Georgia Department of Agriculture

The Tulip Teacher

TulipsThe head of the Horticulture Department at North Carolina State University when I was a student there was one of the world’s foremost authorities on bulbs.  My other professors included national and international leaders in floriculture.  It was my classmate Clara Allen, however, who taught me the most about tulips. 

“Look at that,” she said pointing out a tulip during one of our lab exercises.  “So simple, so elegant.”  The tulip was her favorite flower, and when she got married she was going to have tulips and heather in her bouquet. 

At the time I had pretty much written off tulips, dismissing them as carnival confections that didn’t grow well in our Southern soils or climate.  People who asked for tulips were the same ones who asked for roses and daisies – they didn’t know anything else. 

Clara wasn’t the snob I was.  Just because tulips are well-known and well-liked is no reason to disparage them.  And her observation about tulips was right on target.  There is something simple, something elegant, about the basic tulip form. 

Thanks to Clara I started looking more closely at tulips.  I started to appreciate them, and I started planting them.   And I’ve been pleased with the results.  While tulips are not the reliable perennials in the South that daffodils and some other bulbs are, gardeners here can get several years of bloom if they improve soil drainage, select the right varieties and fertilize properly.

Our heavy clay is one of the biggest detriments to getting tulips to live and provide several years worth of blooms.  It holds too much water and not enough air.  Mix in organic matter such as compost, and prepare the planting area to a depth of 12 to 14 inches.  Coarse sand can also be added to help lighten clay soil.  Planting in a raised bed is also an option.

Plant the bulbs at least six inches deep to help protect them from wide temperature shifts in winter and premature warming in the spring.  Early spring warming can lead to poor performance next year.  Feeding with a bulb fertilizer such as Bulb Booster is beneficial at planting and when the leaves emerge in spring.

I have had excellent repeat performances from the yellow lady tulip (Tulipa clusiana var. chrysantha) and from ‘Come-Back,’ a red Darwin Hybrid named because of its ability to keep blooming for several years.  A friend in Birmingham reports having  a clump of  yellow ‘Mrs. John T. Scheepers’ blooming for 15 years at the top of a rock retaining wall, good drainage being the key to her long-term success.  There are hundreds of tulip varieties.  I don’t have space to try even a fraction of all the ones I’d like, so my recommendations are severely limited.  My opinion is if you see a color or variety you like, give it a try.

I caught up with my old college friend recently.  She is now Clara Curtis and Associate Director for Design at The North Carolina Arboretum in Asheville.

Clara stressed the importance of well-drained soil for tulips, and said that gardeners should try interplanting them with other things.  She suggested creating “bulb pockets” amid groundcovers such as pachysandra or liriope.  Planting tulips or other bulbs in these pockets of amended soil will add splashes of welcome color in the spring.

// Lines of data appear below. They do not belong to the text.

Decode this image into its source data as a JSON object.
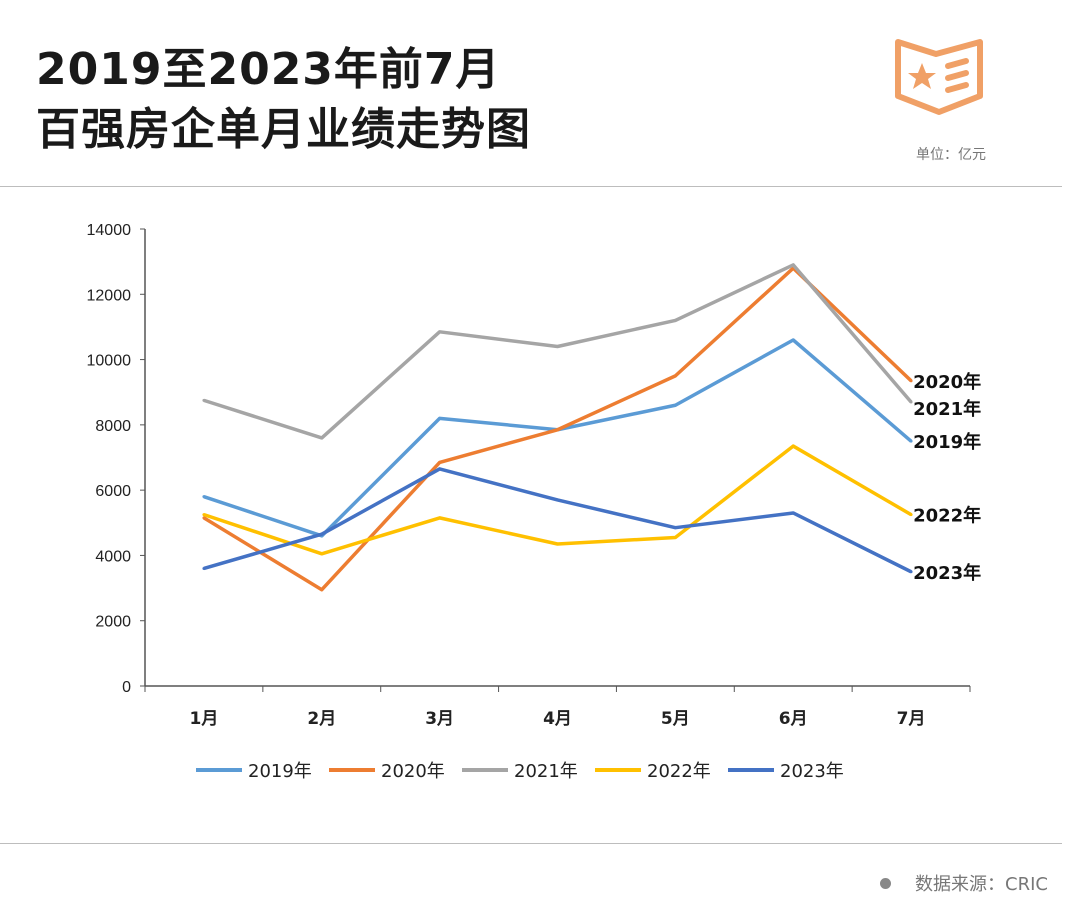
{
  "header": {
    "title_line1": "2019至2023年前7月",
    "title_line2": "百强房企单月业绩走势图",
    "unit": "单位：亿元",
    "icon": "book-star-icon",
    "icon_color": "#f0a066"
  },
  "footer": {
    "source": "数据来源：CRIC"
  },
  "chart_data": {
    "type": "line",
    "title": "",
    "xlabel": "",
    "ylabel": "",
    "categories": [
      "1月",
      "2月",
      "3月",
      "4月",
      "5月",
      "6月",
      "7月"
    ],
    "ylim": [
      0,
      14000
    ],
    "yticks": [
      0,
      2000,
      4000,
      6000,
      8000,
      10000,
      12000,
      14000
    ],
    "grid": false,
    "legend": "bottom",
    "series": [
      {
        "name": "2019年",
        "color": "#5b9bd5",
        "values": [
          5800,
          4600,
          8200,
          7850,
          8600,
          10600,
          7500
        ]
      },
      {
        "name": "2020年",
        "color": "#ed7d31",
        "values": [
          5150,
          2950,
          6850,
          7850,
          9500,
          12800,
          9350
        ]
      },
      {
        "name": "2021年",
        "color": "#a5a5a5",
        "values": [
          8750,
          7600,
          10850,
          10400,
          11200,
          12900,
          8700
        ]
      },
      {
        "name": "2022年",
        "color": "#ffc000",
        "values": [
          5250,
          4050,
          5150,
          4350,
          4550,
          7350,
          5250
        ]
      },
      {
        "name": "2023年",
        "color": "#4472c4",
        "values": [
          3600,
          4650,
          6650,
          5700,
          4850,
          5300,
          3500
        ]
      }
    ]
  }
}
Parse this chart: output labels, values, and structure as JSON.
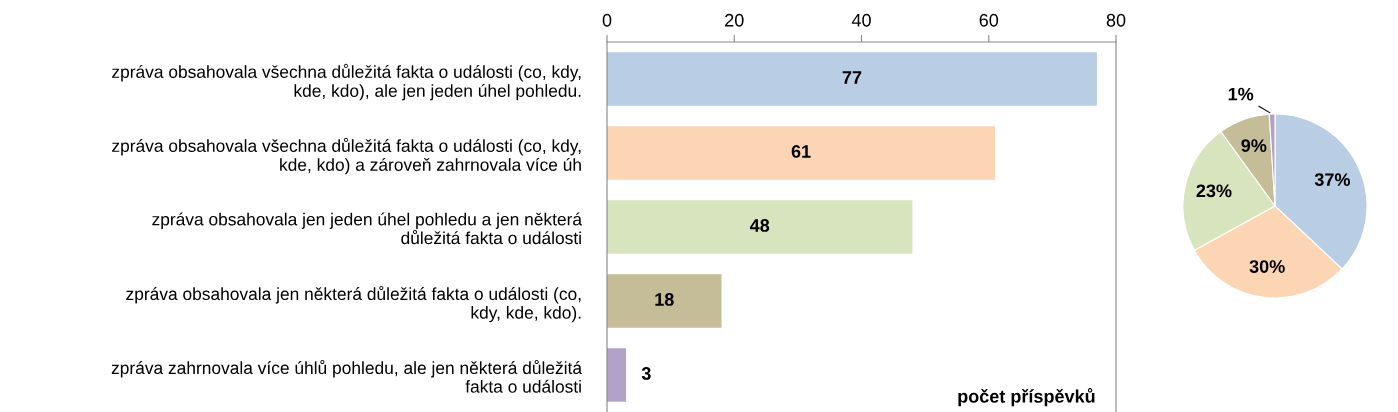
{
  "chart_data": [
    {
      "type": "bar",
      "orientation": "horizontal",
      "xlabel": "počet příspěvků",
      "categories": [
        "zpráva obsahovala všechna důležitá fakta o události (co, kdy,\nkde, kdo), ale jen jeden úhel pohledu.",
        "zpráva obsahovala všechna důležitá fakta o události (co, kdy,\nkde, kdo) a zároveň zahrnovala více úh",
        "zpráva obsahovala jen jeden úhel pohledu a jen některá\ndůležitá fakta o události",
        "zpráva obsahovala jen některá důležitá fakta o události (co,\nkdy, kde, kdo).",
        "zpráva zahrnovala více úhlů pohledu, ale jen některá důležitá\nfakta o události"
      ],
      "values": [
        77,
        61,
        48,
        18,
        3
      ],
      "colors": [
        "#b9cde5",
        "#fcd5b5",
        "#d7e4bd",
        "#c4bd97",
        "#b3a2c7"
      ],
      "xlim": [
        0,
        80
      ],
      "xticks": [
        0,
        20,
        40,
        60,
        80
      ],
      "grid": false,
      "data_labels": true
    },
    {
      "type": "pie",
      "categories": [
        null,
        null,
        null,
        null,
        null
      ],
      "values": [
        37,
        30,
        23,
        9,
        1
      ],
      "colors": [
        "#b9cde5",
        "#fcd5b5",
        "#d7e4bd",
        "#c4bd97",
        "#b3a2c7"
      ],
      "value_labels": [
        "37%",
        "30%",
        "23%",
        "9%",
        "1%"
      ],
      "legend": false
    }
  ]
}
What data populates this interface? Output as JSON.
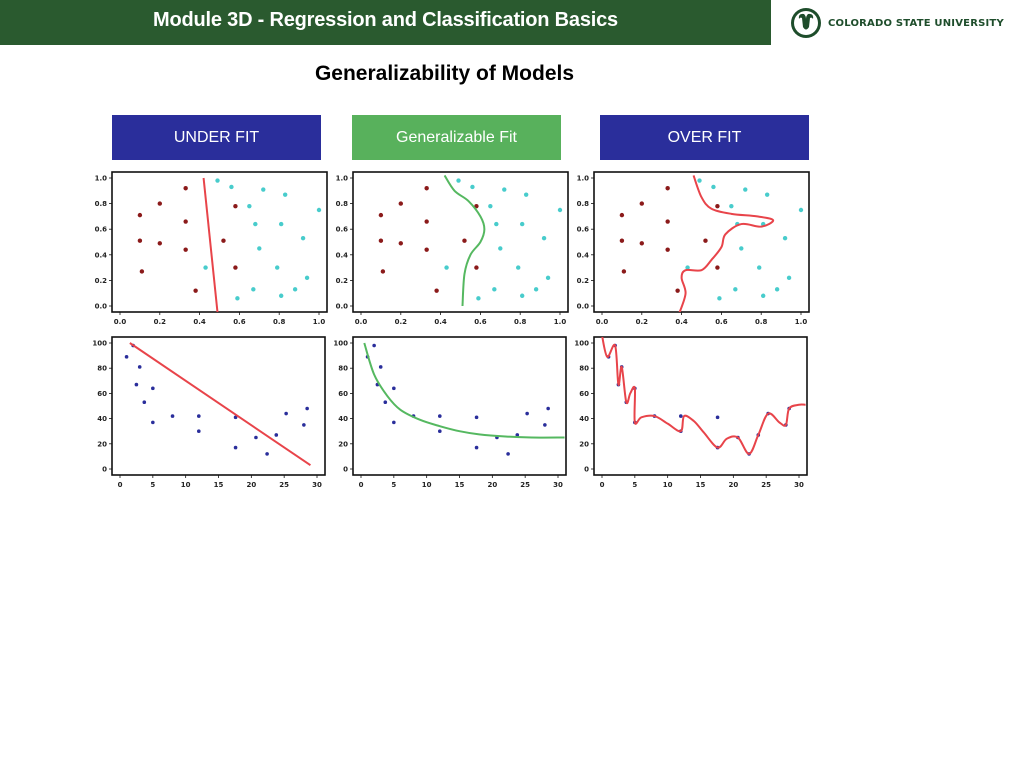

 “I don’t have to tell you to plant them in clumps rather than in rows,” she said.  (Remember she is the Associate Director for Design.)

Clara recommended Southerners try the Emperor and Triumph classes of tulips.  She also told me that some tulip varieties may not be available every year due to production schedules in the Netherlands.  Although someone may be disappointed not to see a specific variety listed in a catalog or at a garden center, it is an opportunity to try something else instead.

For anyone concerned about the price of tulips, Clara was quick to point out that they are much more economical in packs of 25, 50 or 100…

So many years away from those college days, it is wonderful to hear Clara still promoting the simple, elegant tulip.

                                                                                                                                                   -- Arty Schronce

Arty Schronce lives and gardens in the historic Cabbagetown neighborhood of Atlanta. He encourages everyone to discover the pleasures of plants and gardening.